For each fixed value of vitamin C dose (0.5, 1.0 and 2.0), the mean of the response variable is calculated. Let us denote these means by ${\bar{y}}_{11}$ , ${\bar{y}}_{12}$ and ${\bar{y}}_{13}$ , respectively.
For each fixed value of the supplemental type (VC and OJ), the mean of the response variable is also computed and denoted by ${\bar{y}}_{21}$ and ${\bar{y}}_{22}$ , respectively.
The five initial parameter values $(w_{1}^{0}, w_{2}^{0})$ for M1 are: $({\bar{y}}_{11}, {\bar{y}}_{21}),$ $({\bar{y}}_{11}, {\bar{y}}_{22}),$ $({\bar{y}}_{12}, {\bar{y}}_{21})$ , $({\bar{y}}_{12}, {\bar{y}}_{22})$ , and $({\bar{y}}_{13}, {\bar{y}}_{21})$ .
The five initial parameter values $(w_{1}^{0}, w_{2}^{0}, w_{3}^{0}, w_{4}^{0})$ for M2 are: $({\bar{y}}_{11}, {\bar{y}}_{11}, {\bar{y}}_{11}, {\bar{y}}_{21}),$ $({\bar{y}}_{11}, {\bar{y}}_{11},$ ${\bar{y}}_{11}, {\bar{y}}_{22})$ , $({\bar{y}}_{12}, {\bar{y}}_{12}, {\bar{y}}_{12}, {\bar{y}}_{21})$ , $({\bar{y}}_{12}, {\bar{y}}_{12}, {\bar{y}}_{12}, {\bar{y}}_{22})$ , and $({\bar{y}}_{13}, {\bar{y}}_{13}, {\bar{y}}_{13}, {\bar{y}}_{21})$ .

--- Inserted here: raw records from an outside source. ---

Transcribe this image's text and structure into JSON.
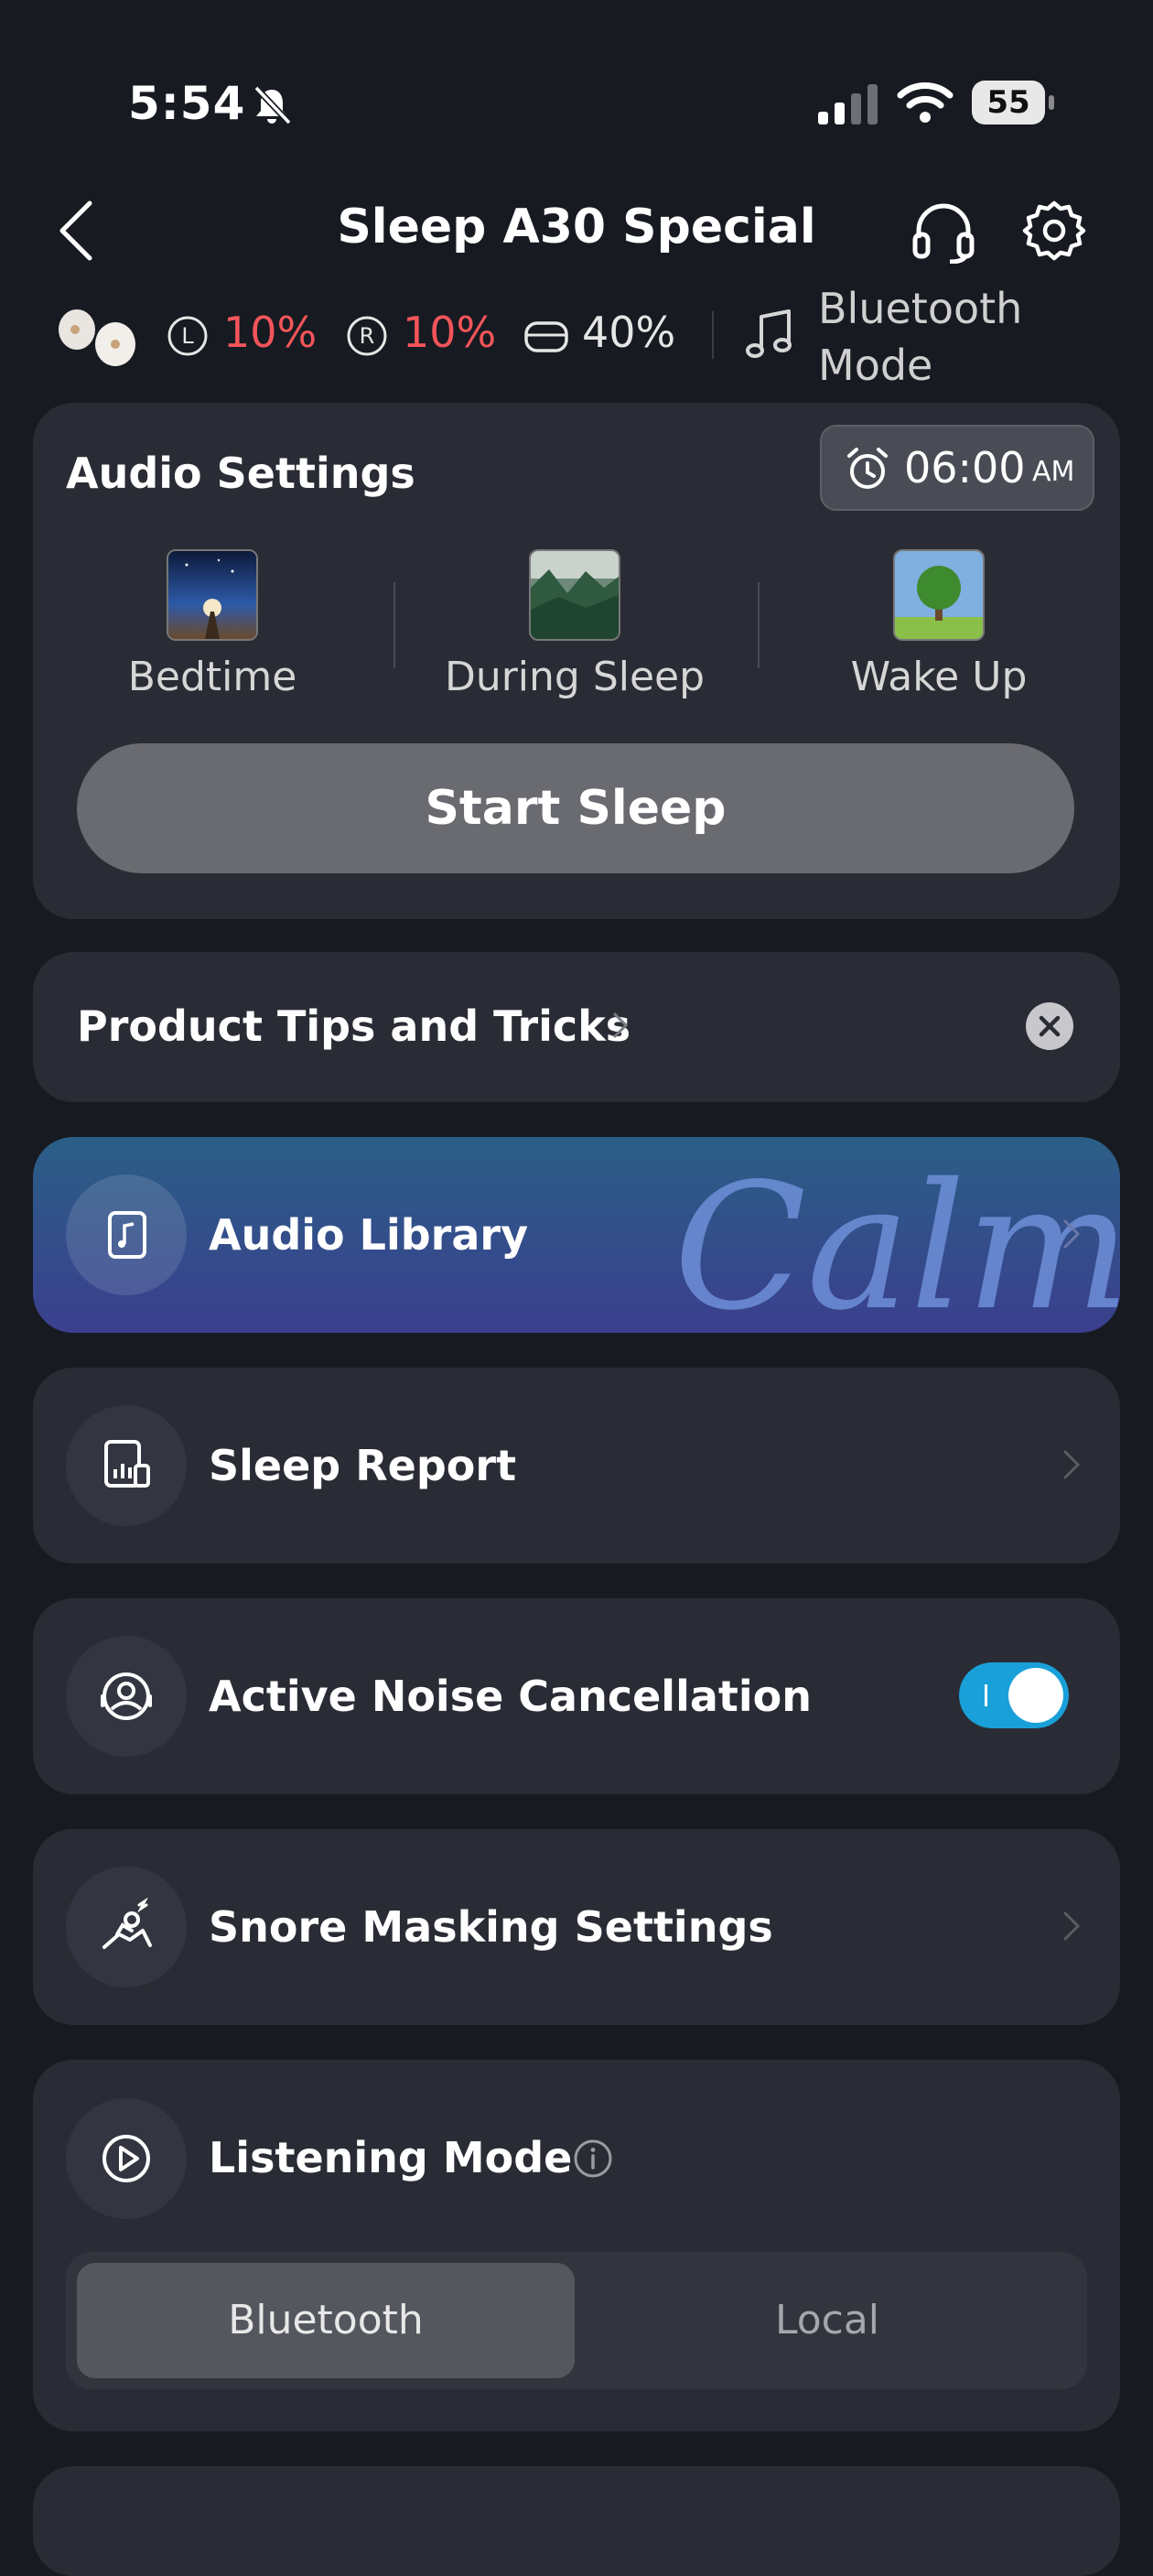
{
  "status_bar": {
    "time": "5:54",
    "battery": "55"
  },
  "header": {
    "title": "Sleep A30 Special"
  },
  "device": {
    "left_label": "L",
    "left_battery": "10%",
    "right_label": "R",
    "right_battery": "10%",
    "case_battery": "40%",
    "mode_line1": "Bluetooth",
    "mode_line2": "Mode"
  },
  "audio_settings": {
    "title": "Audio Settings",
    "alarm_time": "06:00",
    "alarm_ampm": "AM",
    "phases": [
      "Bedtime",
      "During Sleep",
      "Wake Up"
    ],
    "start_label": "Start Sleep"
  },
  "tips": {
    "label": "Product Tips and Tricks"
  },
  "library": {
    "label": "Audio Library",
    "brand": "Calm"
  },
  "report": {
    "label": "Sleep Report"
  },
  "anc": {
    "label": "Active Noise Cancellation",
    "enabled": true
  },
  "snore": {
    "label": "Snore Masking Settings"
  },
  "listening": {
    "label": "Listening Mode",
    "options": [
      "Bluetooth",
      "Local"
    ],
    "selected": "Bluetooth"
  },
  "colors": {
    "accent_toggle": "#1aa0d8",
    "battery_low": "#f2555a",
    "background": "#171a21",
    "card": "#2a2c35"
  }
}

For each of the initial parameter values, the model is estimated for the training data and the mean square error (MSE) for the prediction in the test data is calculated. The predicted response value and the estimated weights for the case with a minimal MSE are chosen.

We investigated the variability by modifying the following aspects:

Models: M1 [7], M2 [8], and the linear regression [12].
Estimation methods: ML and OLS.
Similarity functions: EX and FR.
Distance measures: WBD, WED, and WMD for M1; and WED for M2. We test the values ${1 / 4, 1 / 2, 1, 2, 4}$ for the parameter $γ$ of the WMD, and the values ${1, 2, 4}$ for the parameter $δ$ in the modified WBD and WED. Values of $δ$ less than one are also tested, but they do not provide convergence in the estimation algorithm.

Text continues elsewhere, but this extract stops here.